Entscheidend für das Krakauer Gericht war das Gutachten eines Sachverständigen, des Filmwissenschaftlers Kamil Grzesik (fonetisch Gschesick). „Die Filmemacher wollten beim Zuschauer, der zumeist diese Zeit nicht miterlebt hat, den Eindruck erwecken, dass der Film eine wahre Geschichte vor dem Hintergrund authentischer historischer Ereignisse erzähle, und der Zuschauer erliegt diesem Eindruck.“ Das Gericht folgte dem Sachverständigen, der zudem darauf hinwies, dass Ausschnitte aus authentischen Wochenschauberichten in die Handlung eingeflochten wurden.
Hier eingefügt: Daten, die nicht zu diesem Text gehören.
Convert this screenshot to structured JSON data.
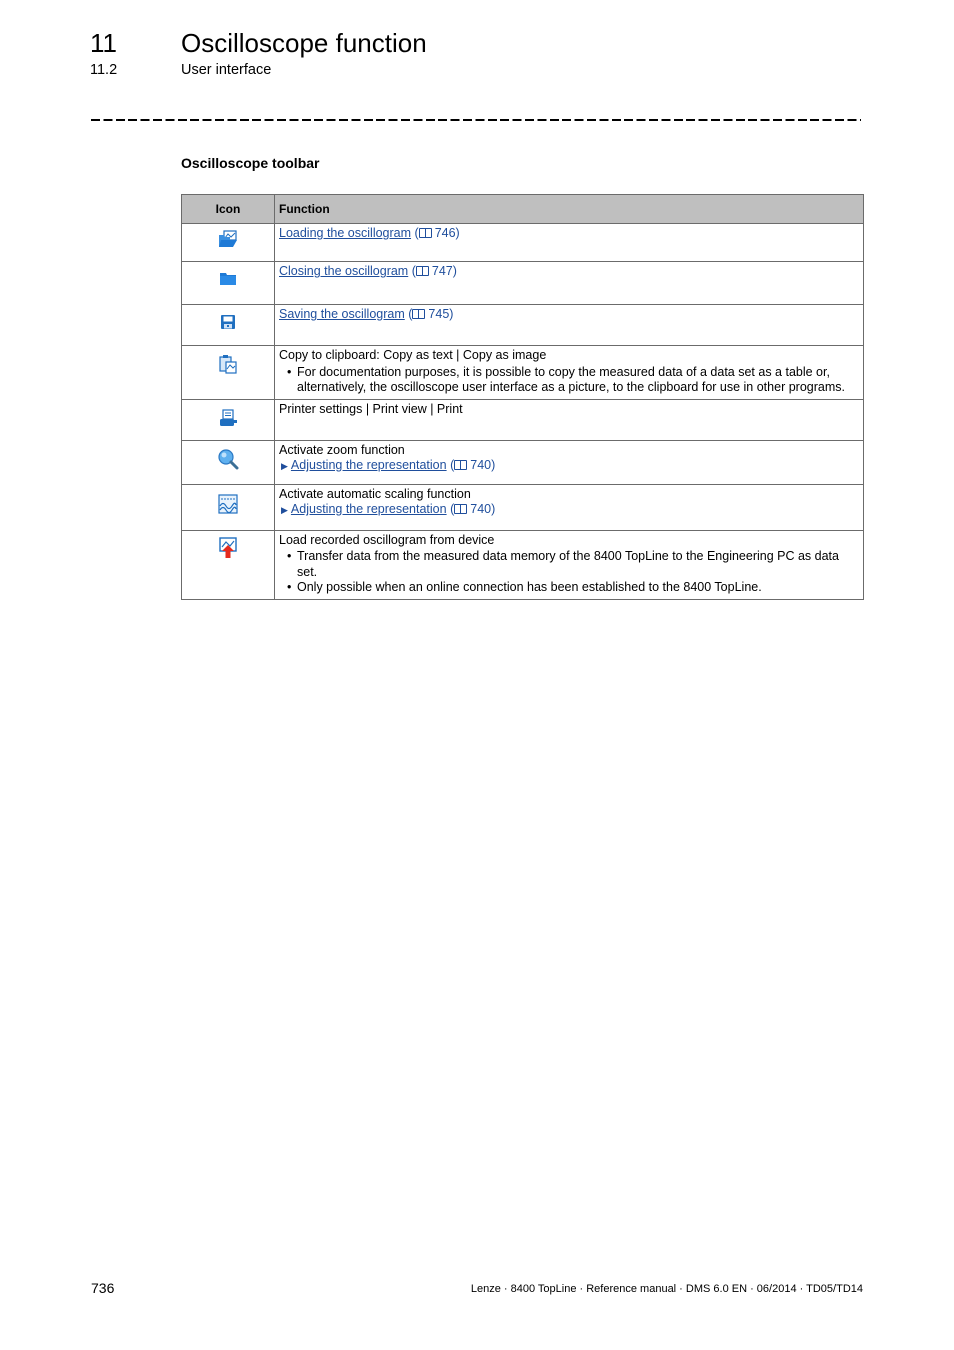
{
  "header": {
    "chapter_number": "11",
    "chapter_title": "Oscilloscope function",
    "section_number": "11.2",
    "section_title": "User interface"
  },
  "section_heading": "Oscilloscope toolbar",
  "table": {
    "columns": [
      "Icon",
      "Function"
    ],
    "rows": [
      {
        "icon": "open-folder-icon",
        "link": "Loading the oscillogram",
        "page": "746"
      },
      {
        "icon": "closed-folder-icon",
        "link": "Closing the oscillogram",
        "page": "747"
      },
      {
        "icon": "floppy-disk-icon",
        "link": "Saving the oscillogram",
        "page": "745"
      },
      {
        "icon": "clipboard-icon",
        "text": "Copy to clipboard: Copy as text | Copy as image",
        "bullets": [
          "For documentation purposes, it is possible to copy the measured data of a data set as a table or, alternatively, the oscilloscope user interface as a picture, to the clipboard for use in other programs."
        ]
      },
      {
        "icon": "printer-icon",
        "text": "Printer settings | Print view | Print"
      },
      {
        "icon": "magnifier-icon",
        "text": "Activate zoom function",
        "link": "Adjusting the representation",
        "page": "740"
      },
      {
        "icon": "auto-scale-icon",
        "text": "Activate automatic scaling function",
        "link": "Adjusting the representation",
        "page": "740"
      },
      {
        "icon": "upload-from-device-icon",
        "text": "Load recorded oscillogram from device",
        "bullets": [
          "Transfer data from the measured data memory of the 8400 TopLine to the Engineering PC as data set.",
          "Only possible when an online connection has been established to the 8400 TopLine."
        ]
      }
    ]
  },
  "footer": {
    "page_number": "736",
    "info": "Lenze · 8400 TopLine · Reference manual · DMS 6.0 EN · 06/2014 · TD05/TD14"
  },
  "colors": {
    "link": "#1f4e9c",
    "header_bg": "#bfbfbf",
    "icon_blue": "#1f7ad6",
    "icon_red": "#e52a1e"
  }
}
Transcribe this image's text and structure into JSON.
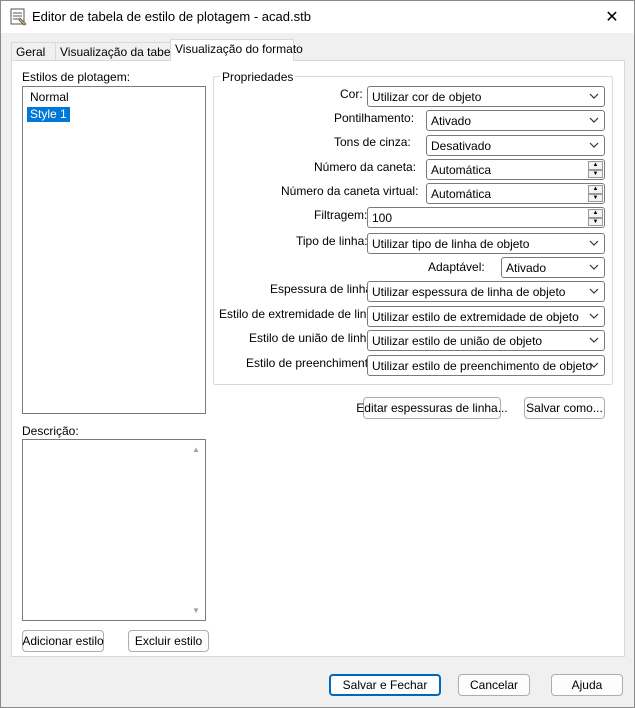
{
  "window": {
    "title": "Editor de tabela de estilo de plotagem - acad.stb",
    "close_glyph": "✕"
  },
  "tabs": [
    {
      "label": "Geral",
      "active": false
    },
    {
      "label": "Visualização da tabela",
      "active": false
    },
    {
      "label": "Visualização do formato",
      "active": true
    }
  ],
  "styles_panel": {
    "label": "Estilos de plotagem:",
    "items": [
      {
        "label": "Normal",
        "selected": false
      },
      {
        "label": "Style 1",
        "selected": true
      }
    ]
  },
  "description": {
    "label": "Descrição:",
    "value": ""
  },
  "style_buttons": {
    "add": "Adicionar estilo",
    "delete": "Excluir estilo"
  },
  "properties": {
    "group_label": "Propriedades",
    "color": {
      "label": "Cor:",
      "value": "Utilizar cor de objeto"
    },
    "dither": {
      "label": "Pontilhamento:",
      "value": "Ativado"
    },
    "grayscale": {
      "label": "Tons de cinza:",
      "value": "Desativado"
    },
    "pen_number": {
      "label": "Número da caneta:",
      "value": "Automática"
    },
    "virtual_pen": {
      "label": "Número da caneta virtual:",
      "value": "Automática"
    },
    "screening": {
      "label": "Filtragem:",
      "value": "100"
    },
    "linetype": {
      "label": "Tipo de linha:",
      "value": "Utilizar tipo de linha de objeto"
    },
    "adaptive": {
      "label": "Adaptável:",
      "value": "Ativado"
    },
    "lineweight": {
      "label": "Espessura de linha:",
      "value": "Utilizar espessura de linha de objeto"
    },
    "line_end": {
      "label": "Estilo de extremidade de linha:",
      "value": "Utilizar estilo de extremidade de objeto"
    },
    "line_join": {
      "label": "Estilo de união de linha:",
      "value": "Utilizar estilo de união de objeto"
    },
    "fill": {
      "label": "Estilo de preenchimento:",
      "value": "Utilizar estilo de preenchimento de objeto"
    }
  },
  "panel_buttons": {
    "edit_lineweights": "Editar espessuras de linha...",
    "save_as": "Salvar como..."
  },
  "footer": {
    "save_close": "Salvar e Fechar",
    "cancel": "Cancelar",
    "help": "Ajuda"
  },
  "colors": {
    "selection": "#0078d7",
    "default_button_border": "#0067c0"
  }
}
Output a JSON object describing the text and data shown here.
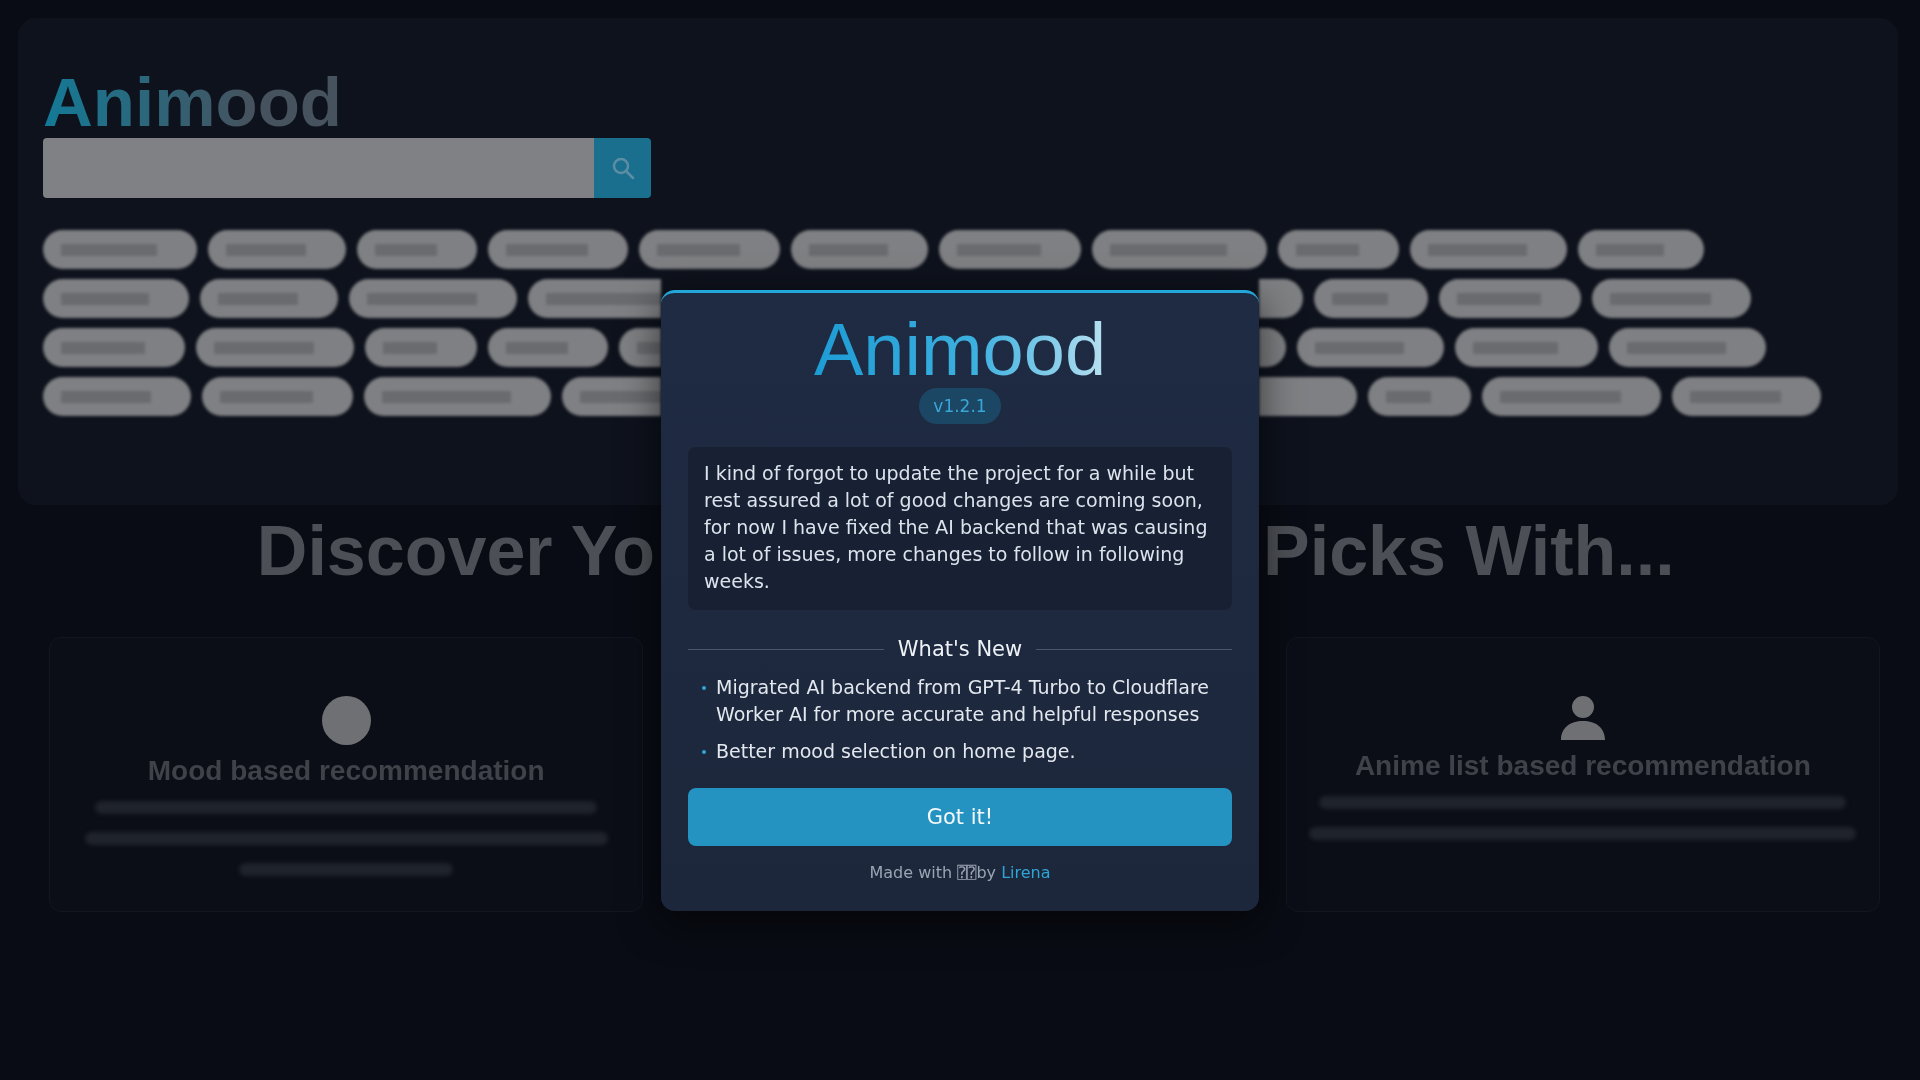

„Das Gericht wendet keinesfalls Zensur an und verbietet nicht die Diskussion über eine eventuelle antisemitische Haltung einzelner AK-Soldaten. Es geht jedoch um das Ausmaβ, die Einseitigkeit und die Reichweite der Darstellung, die als zutiefst ehrenrührig und als ein Eingriff in die Persönlichkeitsrechte des Klägers, eines unbescholtenen Soldaten der Heimatarmee, gewertet werden können.“

Es bringt etwas

Obwohl die Verfahren jahrelang dauern erweisen sie sich als wirksam. Mittlerweile sind deutsche Medien in den allermeisten Fällen bereit eine Richtigstellung zu veröffentlichen und ihr Bedauern zu äuβern. Schwieriger gestaltet es sich in Frankreich und den USA, wo die Sensibilisierung für dieses Thema geringer ist.